I use following code to scrapy the web "http://gs.amac.org.cn:10080/amac-infodisc/res/pof/manager/index.html". To scrapy the web, I post the data using json format. It works ok to response json content. The strange thing is it always response the same content, no matter what "page" number it is or what "size" it is.So anyone interested in this question can try to change the "page" number in "postdata" and to see the same "id" responsed.
import urllib2
import urllib
import json
import random
headers = {"User-Agent":"Mozilla/5.0 (Windows NT 6.1; WOW64) AppleWebKit/537.36 (KHTML, like Gecko) Chrome/48.0.2564.116 UBrowser/5.6.10551.6 Safari/537.36",
"Content-Type": "application/json"}
# http://gs.amac.org.cn:10080/amac-infodisc/res/pof/manager/index.html
# change the "page" number here, response the same "id"
postdata = {"rand":random.random(),"page":10,"size":20}
url = "http://gs.amac.org.cn:10080/amac-infodisc/api/pof/manager"
postdata = json.dumps(postdata)
req = urllib2.Request(url,data=postdata,headers=headers)
response = json.load(urllib2.urlopen(req,timeout=30))
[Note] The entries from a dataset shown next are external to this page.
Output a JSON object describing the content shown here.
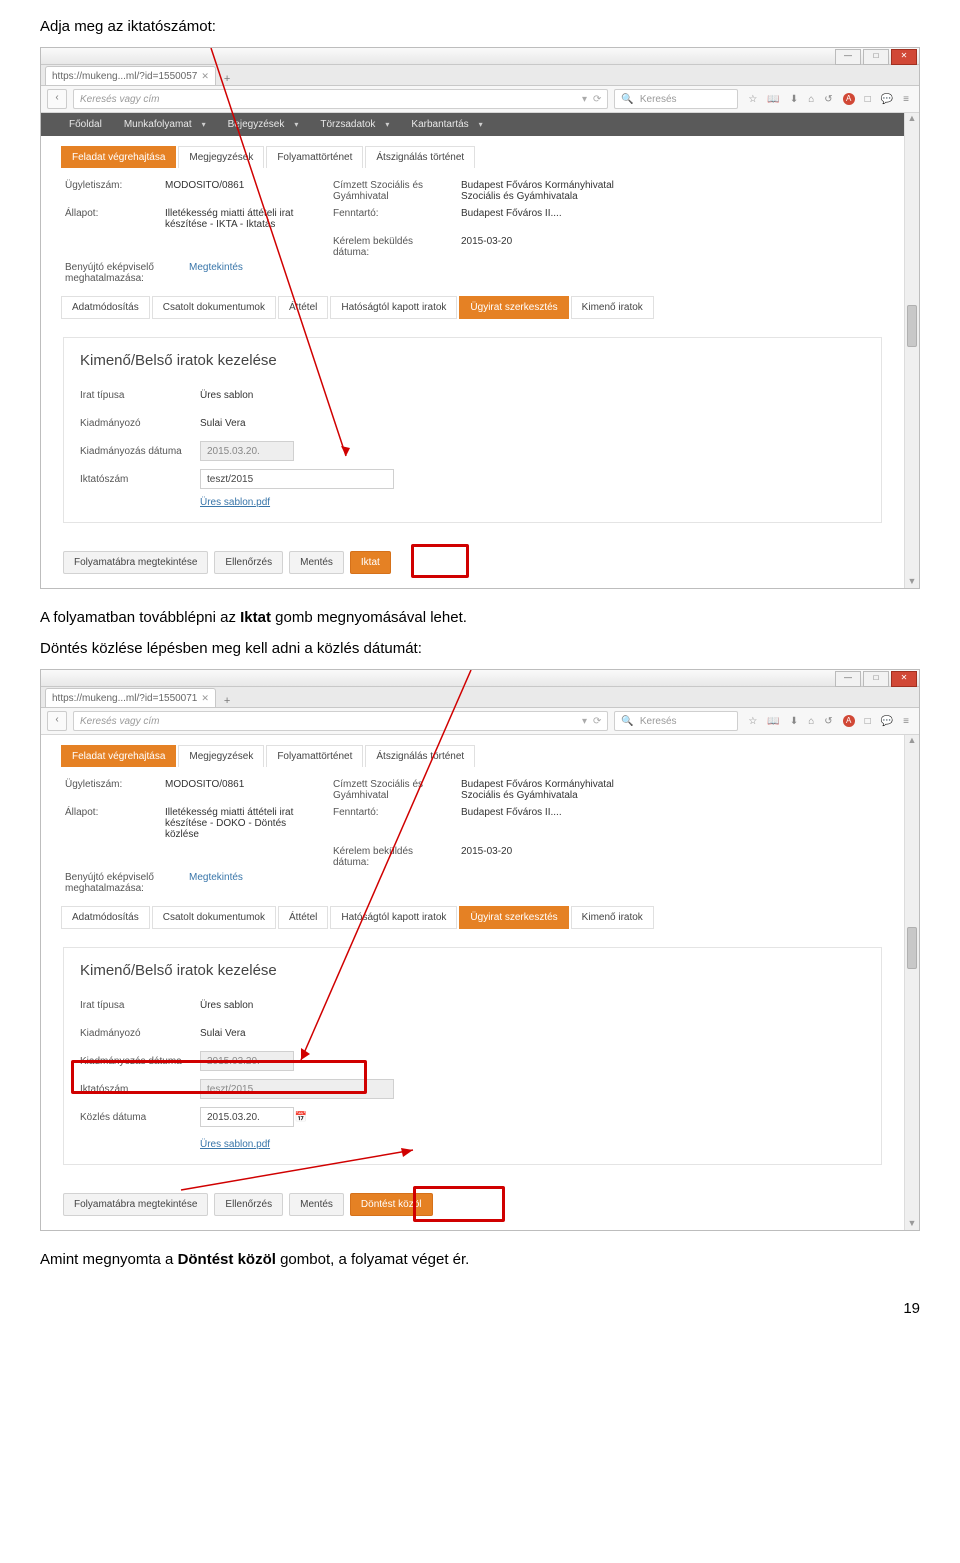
{
  "pageNumber": "19",
  "doc": {
    "line1": "Adja meg az iktatószámot:",
    "line2_pre": "A folyamatban továbblépni az ",
    "line2_bold": "Iktat",
    "line2_post": " gomb megnyomásával lehet.",
    "line3": "Döntés közlése lépésben meg kell adni a közlés dátumát:",
    "line4_pre": "Amint megnyomta a ",
    "line4_bold": "Döntést közöl",
    "line4_post": " gombot, a folyamat véget ér."
  },
  "browser": {
    "tab1": "https://mukeng...ml/?id=1550057",
    "tab2": "https://mukeng...ml/?id=1550071",
    "urlPlaceholder": "Keresés vagy cím",
    "reloadGlyph": "⟳",
    "searchIcon": "🔍",
    "searchPlaceholder": "Keresés",
    "icons": {
      "star": "☆",
      "book": "📖",
      "down": "⬇",
      "home": "⌂",
      "sync": "↺",
      "adblock": "A",
      "box": "□",
      "speech": "💬",
      "menu": "≡"
    },
    "win": {
      "min": "—",
      "max": "□",
      "close": "✕"
    },
    "tabclose": "✕",
    "plus": "+"
  },
  "appnav": {
    "items": [
      "Főoldal",
      "Munkafolyamat",
      "Bejegyzések",
      "Törzsadatok",
      "Karbantartás"
    ],
    "caret": "▾"
  },
  "maintabs": [
    "Feladat végrehajtása",
    "Megjegyzések",
    "Folyamattörténet",
    "Átszignálás történet"
  ],
  "details_labels": {
    "ugyleti": "Ügyletiszám:",
    "allapot": "Állapot:",
    "cimzett": "Címzett Szociális és Gyámhivatal",
    "fenntarto": "Fenntartó:",
    "kerelem": "Kérelem beküldés dátuma:",
    "rep": "Benyújtó eképviselő meghatalmazása:",
    "megtekintes": "Megtekintés"
  },
  "details1": {
    "ugyleti": "MODOSITO/0861",
    "allapot": "Illetékesség miatti áttételi irat készítése - IKTA - Iktatás",
    "cimzett_val": "Budapest Főváros Kormányhivatal Szociális és Gyámhivatala",
    "fenntarto": "Budapest Főváros II....",
    "kerelem": "2015-03-20"
  },
  "details2": {
    "ugyleti": "MODOSITO/0861",
    "allapot": "Illetékesség miatti áttételi irat készítése - DOKO - Döntés közlése",
    "cimzett_val": "Budapest Főváros Kormányhivatal Szociális és Gyámhivatala",
    "fenntarto": "Budapest Főváros II....",
    "kerelem": "2015-03-20"
  },
  "subtabs": [
    "Adatmódosítás",
    "Csatolt dokumentumok",
    "Áttétel",
    "Hatóságtól kapott iratok",
    "Ügyirat szerkesztés",
    "Kimenő iratok"
  ],
  "panel": {
    "title": "Kimenő/Belső iratok kezelése",
    "labels": {
      "irat": "Irat típusa",
      "kiadm": "Kiadmányozó",
      "kdate": "Kiadmányozás dátuma",
      "iktato": "Iktatószám",
      "kozles": "Közlés dátuma",
      "file": "Üres sablon.pdf"
    },
    "values": {
      "irat": "Üres sablon",
      "kiadm": "Sulai Vera",
      "kdate": "2015.03.20.",
      "iktato": "teszt/2015",
      "kozles": "2015.03.20.",
      "calglyph": "📅"
    }
  },
  "actions1": {
    "b1": "Folyamatábra megtekintése",
    "b2": "Ellenőrzés",
    "b3": "Mentés",
    "primary": "Iktat"
  },
  "actions2": {
    "b1": "Folyamatábra megtekintése",
    "b2": "Ellenőrzés",
    "b3": "Mentés",
    "primary": "Döntést közöl"
  }
}
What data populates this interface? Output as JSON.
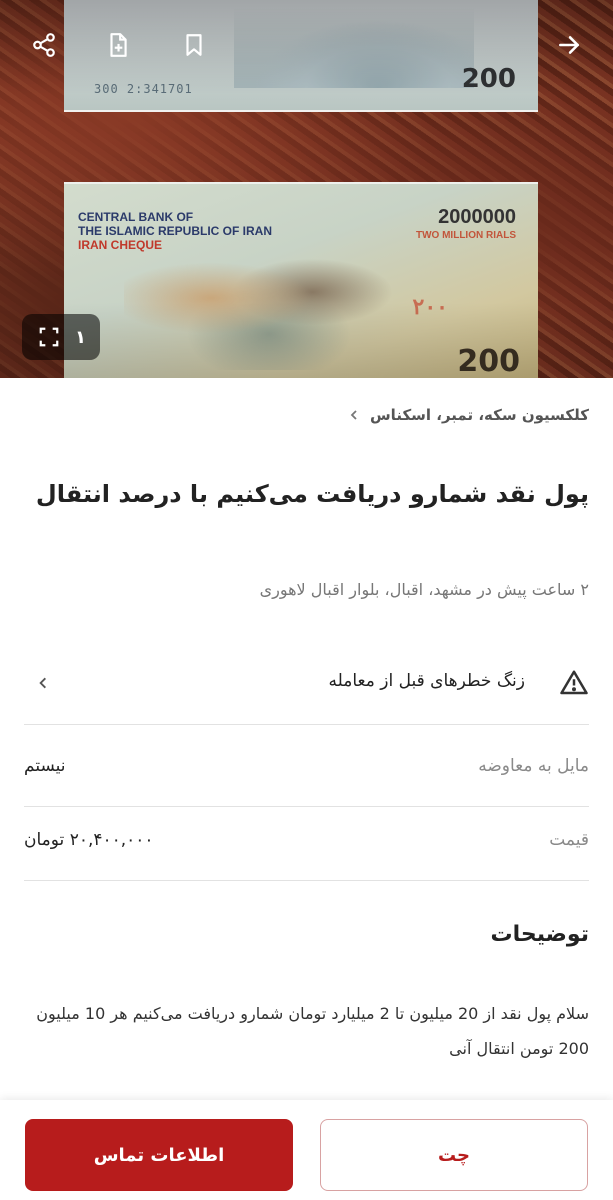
{
  "hero": {
    "note_top_value": "200",
    "note_top_serial": "300 2:341701",
    "note_bottom_bank_line1": "CENTRAL BANK OF",
    "note_bottom_bank_line2": "THE ISLAMIC REPUBLIC OF IRAN",
    "note_bottom_cheque": "IRAN CHEQUE",
    "note_bottom_amount": "2000000",
    "note_bottom_amount_words": "TWO MILLION RIALS",
    "note_bottom_value": "200",
    "photo_counter": "۱"
  },
  "breadcrumb": "کلکسیون سکه، تمبر، اسکناس",
  "title": "پول نقد شمارو دریافت می‌کنیم با درصد انتقال",
  "meta": "۲ ساعت پیش در مشهد، اقبال، بلوار اقبال لاهوری",
  "risk_label": "زنگ خطرهای قبل از معامله",
  "fields": {
    "exchange_label": "مایل به معاوضه",
    "exchange_value": "نیستم",
    "price_label": "قیمت",
    "price_value": "۲۰,۴۰۰,۰۰۰ تومان"
  },
  "description_title": "توضیحات",
  "description": "سلام پول نقد از 20 میلیون تا 2 میلیارد تومان شمارو دریافت می‌کنیم هر 10 میلیون 200 تومن انتقال آنی",
  "actions": {
    "contact_label": "اطلاعات تماس",
    "chat_label": "چت"
  },
  "colors": {
    "accent": "#b71c1c"
  }
}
print response["content"][0]["id"]
The problem is that the arguments to the page are not sent as post data, but rather as query arguments:
Changing the argument type fixes the problem:
import requests
import random
page = 1
size = 20
rand = random.random()
url = 'http://gs.amac.org.cn:10080/amac-infodisc/api/pof/manager?rand={}&page={}&size={}'.format(
random, page, size
)
headers = {
"User-Agent": "Mozilla/5.0 (Windows NT 6.1; WOW64) AppleWebKit/537.36 (KHTML, like Gecko) Chrome/48.0.2564.116 UBrowser/5.6.10551.6 Safari/537.36",
"Content-Type": "application/json"
}
print(requests.post(url, json={}, headers=headers).json()['content'][0]['id'])
This prints 101000000409
(101000000138
for page 0).